Report: Blacklist to target secessionists
The Chinese mainland is formulating a blacklist of “Taiwan independence” secessionists who will be held accountable for their actions for life, according to a report by Ta Kung Pao, a Chineselanguage newspaper published in Hong Kong.
“Strict sanctions” and other measures will be pursued against “stubborn secessionists” who make blatant statements or engage in vicious acts seeking “Taiwan independence” and their financial backers, the newspaper reported on Sunday, citing an anonymous authority.
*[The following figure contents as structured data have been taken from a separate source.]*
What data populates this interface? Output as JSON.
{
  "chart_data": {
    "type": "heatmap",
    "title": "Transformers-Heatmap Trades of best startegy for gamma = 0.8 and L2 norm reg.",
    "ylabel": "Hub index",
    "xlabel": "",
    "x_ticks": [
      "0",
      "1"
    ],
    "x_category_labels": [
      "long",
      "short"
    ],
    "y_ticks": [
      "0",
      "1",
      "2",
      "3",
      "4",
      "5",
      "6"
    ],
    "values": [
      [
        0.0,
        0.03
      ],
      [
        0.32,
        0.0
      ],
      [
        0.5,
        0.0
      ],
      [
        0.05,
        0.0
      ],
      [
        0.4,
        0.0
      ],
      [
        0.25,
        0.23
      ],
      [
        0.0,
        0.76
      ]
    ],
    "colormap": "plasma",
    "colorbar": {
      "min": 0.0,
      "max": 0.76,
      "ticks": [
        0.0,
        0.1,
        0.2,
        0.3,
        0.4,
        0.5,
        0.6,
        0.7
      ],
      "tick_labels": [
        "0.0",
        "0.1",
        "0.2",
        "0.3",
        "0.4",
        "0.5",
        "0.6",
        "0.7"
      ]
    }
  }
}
The secessionists will be brought to justice in accordance with the Anti-Secession Law, the Criminal Law and the National Security Law and they will be held accountable for life, the report said.
Li Zhenguang, a professor at the Institute of Taiwan Studies at Beijing Union University, said those politicians on the island who have declared their “Taiwan independence” stance in public are most likely to be included in the blacklist.
Li said examples are Lai Chingte, deputy leader of Taiwan, who has explicitly declared himself a “worker for Taiwan independence” and said the island is “an independent country”, Su Tseng-chang, chief of the island’s executive body and Yu Shyi-kun, head of the island’s “legislative yuan”, who have blatantly promoted “Taiwan independence”.
Those who support Taiwan secessionists politically or economically will also be affected, including some executives who run businesses on the mainland but provide funds for secessionists on the island, Li said.
“Although the move is aimed at a small number of stubborn secessionists, and ordinary people in Taiwan are not included, it’s time for people in Taiwan to think seriously about whether they support ‘Taiwan independence’,” he added.
Being highly vigilant and resolute in containing separatist activities aimed at “Taiwan independence” has been written in the Party leadership’s proposals for formulating the 14th Five-Year Plan (2021-25) for National Economic and Social Development and the Long-Range Objectives Through the Year 2035.
“It means that for a long time, it will become an important part of the mainland’s work with Taiwan to resolutely and effectively contain the secession of ‘Taiwan independence’,” Li said.
“The mainland will make full preparations to resist secessionist acts, but also take practical measures to respond to and strike at provocations of ‘Taiwan independence’,” he added.
That Beijing has not denied reports that it is drafting a list of those seeking the secession of Taiwan has fueled speculation that those on the list and their patrons will be held accountable under the AntiSecession Law, the Criminal Law and the National Security Law.
The legitimacy of such a list is beyond doubt. As the country’s legal system has matured, all of the three aforementioned laws have specific articles on secessionist activities.
Should the list be drawn up, it will be a warning to those pursuing the separation of the island from the motherland. Those who have been threatening the country’s sovereignty and territorial integrity have been doing so with impunity for too long.
Since the Tsai Ing-wen-led Democratic Progressive Party took power on the island in 2016, the once positive momentum of cross-Straits exchanges and dialogues has been halted thanks to Tsai’s refusal to acknowledge the one-China principle.
Emboldened by the anti-China policies of the US administration, the secessionists on the island have misjudged the situation, attempting to “go at full speed” toward “Taiwan independence”.
Reaching out for a yard after taking an inch, the island’s administration is trying to take advantage of the US administration’s China containment policies to advance its secessionist cause.
Its collusion with the United States, and its efforts to amend the “Constitution” and organize a “referendum” on the island have all constituted open challenges to the Chinese mainland’s bottom line of defending the country’s sovereign and territorial integrity.
Once it is implemented, the secessionist list system will not only be a grave warning to the secessionists and their patrons — who will find their lives becoming different on the island and even beyond — and a deterrent to their potential followers, but also a reminder to the rest of the world to shun them.
That being said, the list will enable the mainland to make better-targeted and more focused counter-secessionist moves, which will be conducive to preventing the island’s law-abiding residents from being unnecessarily punished, as well as avoiding the worst-case scenario of force being the only way to resolve the Taiwan question.
Those secessionists fancying that the Taiwan Straits is a geographical protective screen will soon find that the mainland has already developed the necessary capacity to bring them to justice even before national reunification.